Minggu, 02 November 2014

Kalung Keabadian


                Untuk yang kesekian kalinya aku hanya dapat memendam rasa penasaranku. Liontin yang menggantung dan tak pernah lepas dari lehernya itu benar-benar menyedot perhatianku. Sepintas lalu, liontin tersebut terlihat seperti salib, namun jika dilihat lebih seksama lagi, lionton tersebut berbeda dan mungkin tidak ada hubungannya sama sekali dengan salib.
                Sejak sampai di cafe tadi, Amora berkali-kali mengelus liontin di lehernya. Entah mengapa. Sesekali, ia mengedarkan pandangannya, memerhatikan seisi ruangan, lalu kembali menyesap coklat panasnya, tetap memegang liontin tersebut.

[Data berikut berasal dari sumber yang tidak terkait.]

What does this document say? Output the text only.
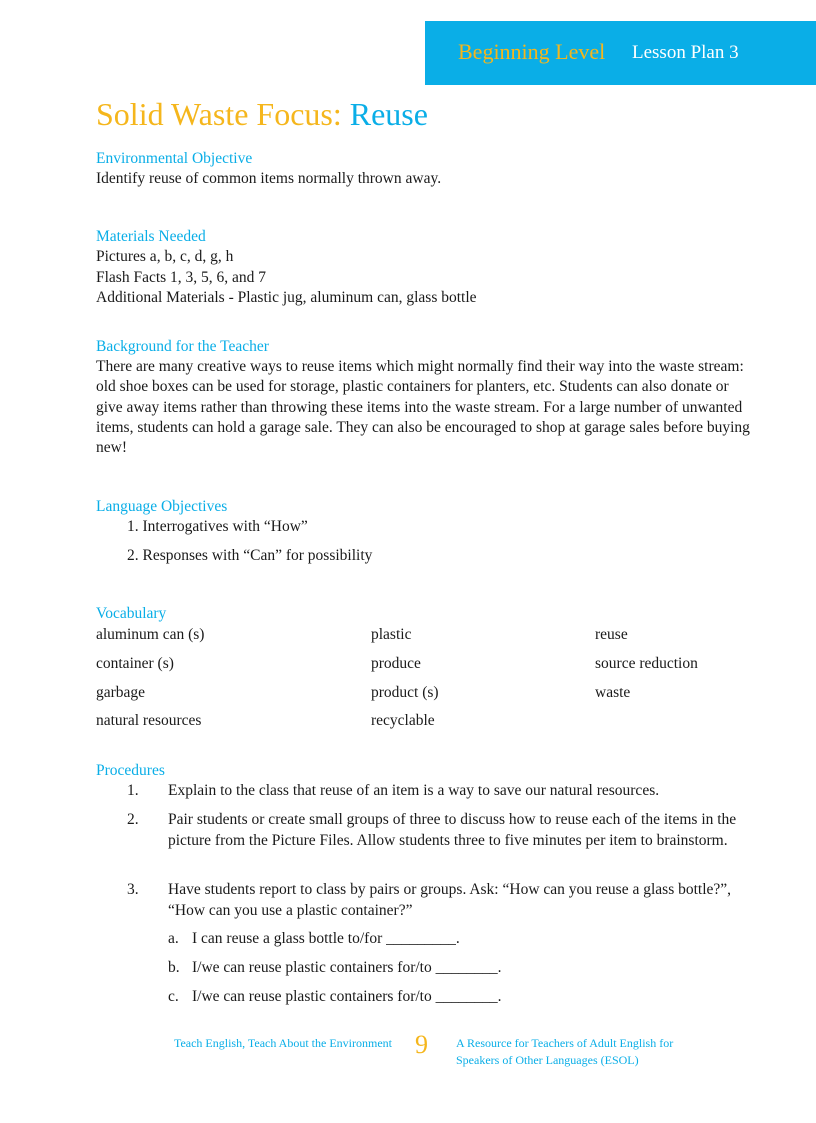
Beginning Level Lesson Plan 3
Solid Waste Focus: Reuse
Environmental Objective
Identify reuse of common items normally thrown away.
Materials Needed
Pictures a, b, c, d, g, h
Flash Facts 1, 3, 5, 6, and 7
Additional Materials - Plastic jug, aluminum can, glass bottle
Background for the Teacher
There are many creative ways to reuse items which might normally find their way into the waste stream: old shoe boxes can be used for storage, plastic containers for planters, etc. Students can also donate or give away items rather than throwing these items into the waste stream. For a large number of unwanted items, students can hold a garage sale. They can also be encouraged to shop at garage sales before buying new!
Language Objectives
1. Interrogatives with “How”
2. Responses with “Can” for possibility
Vocabulary
aluminum can (s)	plastic	reuse
container (s)	produce	source reduction
garbage	product (s)	waste
natural resources	recyclable
Procedures
1. Explain to the class that reuse of an item is a way to save our natural resources.
2. Pair students or create small groups of three to discuss how to reuse each of the items in the picture from the Picture Files. Allow students three to five minutes per item to brainstorm.
3. Have students report to class by pairs or groups. Ask: “How can you reuse a glass bottle?”, “How can you use a plastic container?”
a. I can reuse a glass bottle to/for _________.
b. I/we can reuse plastic containers for/to ________.
c. I/we can reuse plastic containers for/to ________.
Teach English, Teach About the Environment 9 A Resource for Teachers of Adult English for Speakers of Other Languages (ESOL)
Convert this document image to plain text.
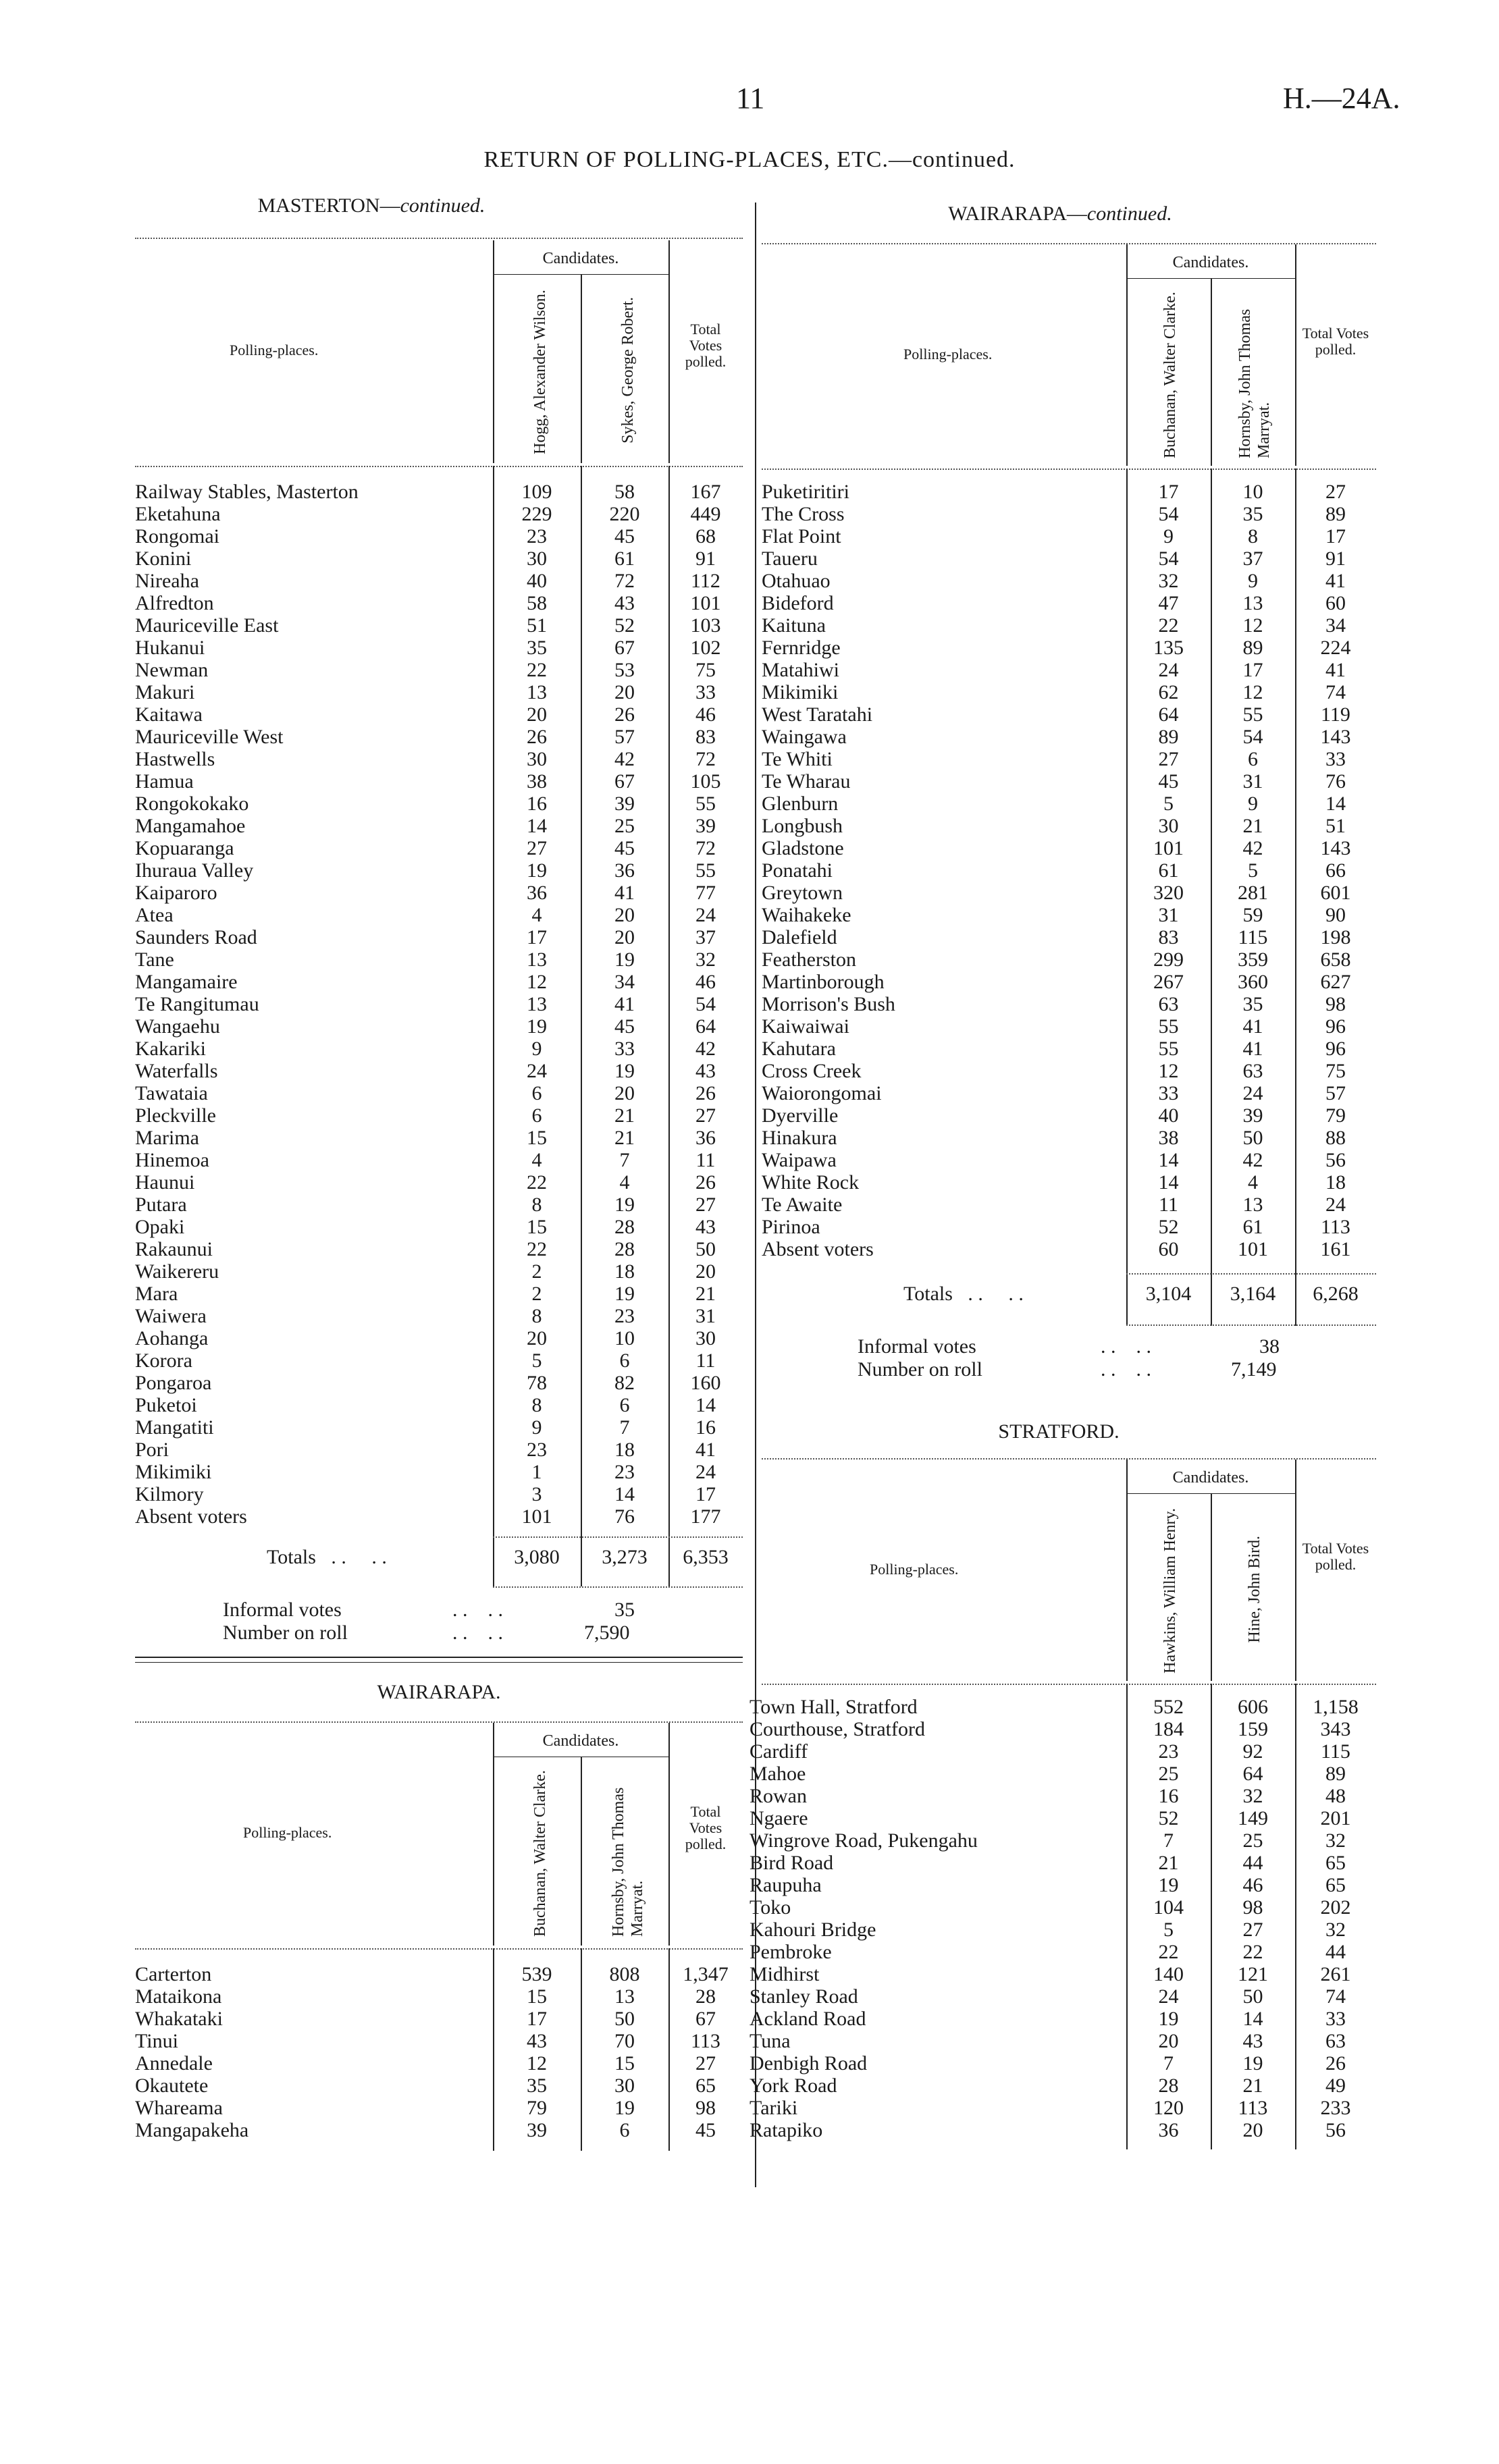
11	H.—24A.
RETURN OF POLLING-PLACES, ETC.—continued.
MASTERTON—continued.
Polling-places.
Candidates.
Hogg, Alexander Wilson.	Sykes, George Robert.	Total Votes polled.
Railway Stables, Masterton	109	58	167
Eketahuna	229	220	449
Rongomai	23	45	68
Konini	30	61	91
Nireaha	40	72	112
Alfredton	58	43	101
Mauriceville East	51	52	103
Hukanui	35	67	102
Newman	22	53	75
Makuri	13	20	33
Kaitawa	20	26	46
Mauriceville West	26	57	83
Hastwells	30	42	72
Hamua	38	67	105
Rongokokako	16	39	55
Mangamahoe	14	25	39
Kopuaranga	27	45	72
Ihuraua Valley	19	36	55
Kaiparoro	36	41	77
Atea	4	20	24
Saunders Road	17	20	37
Tane	13	19	32
Mangamaire	12	34	46
Te Rangitumau	13	41	54
Wangaehu	19	45	64
Kakariki	9	33	42
Waterfalls	24	19	43
Tawataia	6	20	26
Pleckville	6	21	27
Marima	15	21	36
Hinemoa	4	7	11
Haunui	22	4	26
Putara	8	19	27
Opaki	15	28	43
Rakaunui	22	28	50
Waikereru	2	18	20
Mara	2	19	21
Waiwera	8	23	31
Aohanga	20	10	30
Korora	5	6	11
Pongaroa	78	82	160
Puketoi	8	6	14
Mangatiti	9	7	16
Pori	23	18	41
Mikimiki	1	23	24
Kilmory	3	14	17
Absent voters	101	76	177
Totals   . .     . .	3,080	3,273	6,353
Informal votes	. .    . .	35
Number on roll	. .    . .	7,590
WAIRARAPA.
Polling-places.
Candidates.
Buchanan, Walter Clarke.	Hornsby, John Thomas Marryat.
Total Votes polled.
Carterton	539	808	1,347
Mataikona	15	13	28
Whakataki	17	50	67
Tinui	43	70	113
Annedale	12	15	27
Okautete	35	30	65
Whareama	79	19	98
Mangapakeha	39	6	45
WAIRARAPA—continued.
Polling-places.
Candidates.
Buchanan, Walter Clarke.	Hornsby, John Thomas Marryat.
Total Votes polled.
Puketiritiri	17	10	27
The Cross	54	35	89
Flat Point	9	8	17
Taueru	54	37	91
Otahuao	32	9	41
Bideford	47	13	60
Kaituna	22	12	34
Fernridge	135	89	224
Matahiwi	24	17	41
Mikimiki	62	12	74
West Taratahi	64	55	119
Waingawa	89	54	143
Te Whiti	27	6	33
Te Wharau	45	31	76
Glenburn	5	9	14
Longbush	30	21	51
Gladstone	101	42	143
Ponatahi	61	5	66
Greytown	320	281	601
Waihakeke	31	59	90
Dalefield	83	115	198
Featherston	299	359	658
Martinborough	267	360	627
Morrison's Bush	63	35	98
Kaiwaiwai	55	41	96
Kahutara	55	41	96
Cross Creek	12	63	75
Waiorongomai	33	24	57
Dyerville	40	39	79
Hinakura	38	50	88
Waipawa	14	42	56
White Rock	14	4	18
Te Awaite	11	13	24
Pirinoa	52	61	113
Absent voters	60	101	161
Totals   . .     . .	3,104	3,164	6,268
Informal votes	. .    . .	38
Number on roll	. .    . .	7,149
STRATFORD.
Polling-places.
Candidates.
Hawkins, William Henry.	Hine, John Bird.	Total Votes polled.
Town Hall, Stratford	552	606	1,158
Courthouse, Stratford	184	159	343
Cardiff	23	92	115
Mahoe	25	64	89
Rowan	16	32	48
Ngaere	52	149	201
Wingrove Road, Pukengahu	7	25	32
Bird Road	21	44	65
Raupuha	19	46	65
Toko	104	98	202
Kahouri Bridge	5	27	32
Pembroke	22	22	44
Midhirst	140	121	261
Stanley Road	24	50	74
Ackland Road	19	14	33
Tuna	20	43	63
Denbigh Road	7	19	26
York Road	28	21	49
Tariki	120	113	233
Ratapiko	36	20	56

Beberapa kata telah sampai di ujung lidahku, tapi tak satupun yang berani untuk keluar. Aku sudah terlalu bosan dengan jawaban yang diberikannya.
                “Ini adalah liontin keberuntungannku.”
                Begitu kurang lebih jawaban yang sering kudapat atas tanyaku.
                Amora adalah teman baruku yang langsung bertransformasi menjadi sahabat baikku sebulan belakangan, hasil paksaan tugas kulliah. Walaupun kami baru saling mengenal, tapi tidak ada rahasia atau sikap tertutup diantara kami. Hanya satu hal itu saja yang tak pernah ia ceritakan padaku, terkait benda mungil yang setia menggantung di lehernya.
                Setelah beberapa jam kami habiskan hanya untuk duduk dan membahas tugas kuliah, yang berakhir pada obrolan para wanita yang tak berisi, aku dan Amora pun memilih pulang kembali ke kostan.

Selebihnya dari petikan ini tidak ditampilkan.